D’ailleurs si on observe attentivement les palettes natatoires des lamantins, on peut retrouver des structures qui évoquent sa parenté avec les éléphants:
Avec les cétacés et les siréniens, il y a un troisième groupe de mammifères particulièrement bien adaptés à la vie aquatique: celui des pinnipèdes (otaries, morses et phoques). Je prends pour exemple le morse parce que d’une part il a une bonne bouille:
Et d’autre part, ça me donne une excuse pour placer cette vidéo:
Mais bon, tout ça pour dire qu’encore une fois, le MCPN n’est pas une exclusivité des dauphins.

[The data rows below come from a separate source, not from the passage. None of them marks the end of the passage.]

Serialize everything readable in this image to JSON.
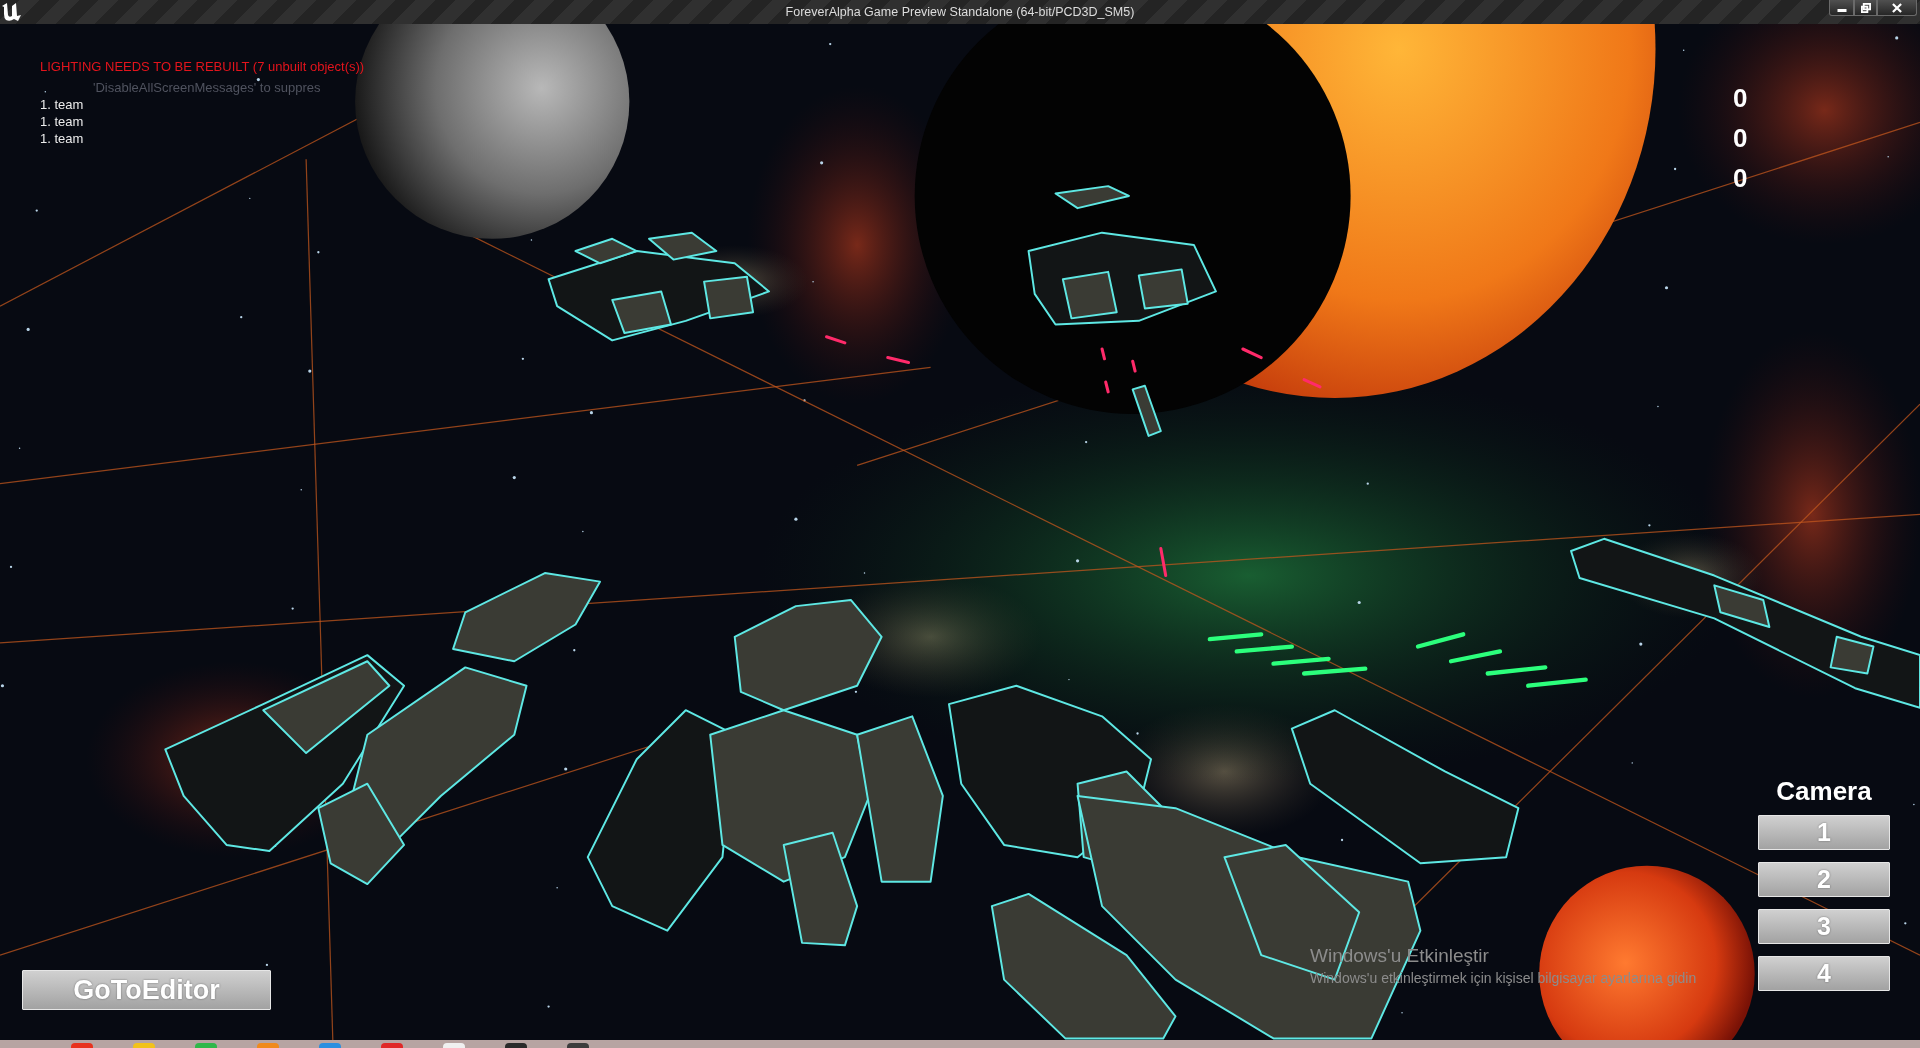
{
  "window": {
    "title": "ForeverAlpha Game Preview Standalone (64-bit/PCD3D_SM5)"
  },
  "screen_messages": [
    {
      "kind": "warning",
      "text": "LIGHTING NEEDS TO BE REBUILT (7 unbuilt object(s))"
    },
    {
      "kind": "hint",
      "text": "'DisableAllScreenMessages' to suppres"
    }
  ],
  "team_list": [
    "1. team",
    "1. team",
    "1. team"
  ],
  "scores": [
    "0",
    "0",
    "0"
  ],
  "camera_panel": {
    "title": "Camera",
    "buttons": [
      "1",
      "2",
      "3",
      "4"
    ]
  },
  "editor_button": {
    "label": "GoToEditor"
  },
  "activation_notice": {
    "title": "Windows'u Etkinleştir",
    "text": "Windows'u etkinleştirmek için kişisel bilgisayar ayarlarına gidin"
  }
}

Et encore une fois, en y regardant de plus près, on peut trouver des indices qui permettent de découvrir la parenté de notre animal:
Vous voyez ces griffes? Et bien ce sont des griffes typiques de carnivores, la lignée à laquelle appartiennent tous les pinnipèdes.
On l’a vu, les mammifères n’ont pas l’exclusivité du MCPN puisque le manchot en possèdent. Mais il y avait un exemple de tétrapodes aquatique peut être plus évident:
Et oui, les tortues sont aussi des tétrapodes et nombreuses sont celles qui sont adaptées à la vie aquatique! Et niveau MCPN, c’est encore différent:
Et puis si on est pervers, on peut aussi déterrer quelques fossiles de tétrapodes ayant acquis indépendamment des MCPN. C’est par exemple le cas des Ichtyosaures, ces fantastiques Sauropsidés qui ressemblent à s’y méprendre à des dauphins ou des poissons:
Niveau paluches, encore une fois, l’évolution nous a bricolé un truc de manière tout à fait indépendante de ce qu’elle a réalisé pour les MCPN plus haut.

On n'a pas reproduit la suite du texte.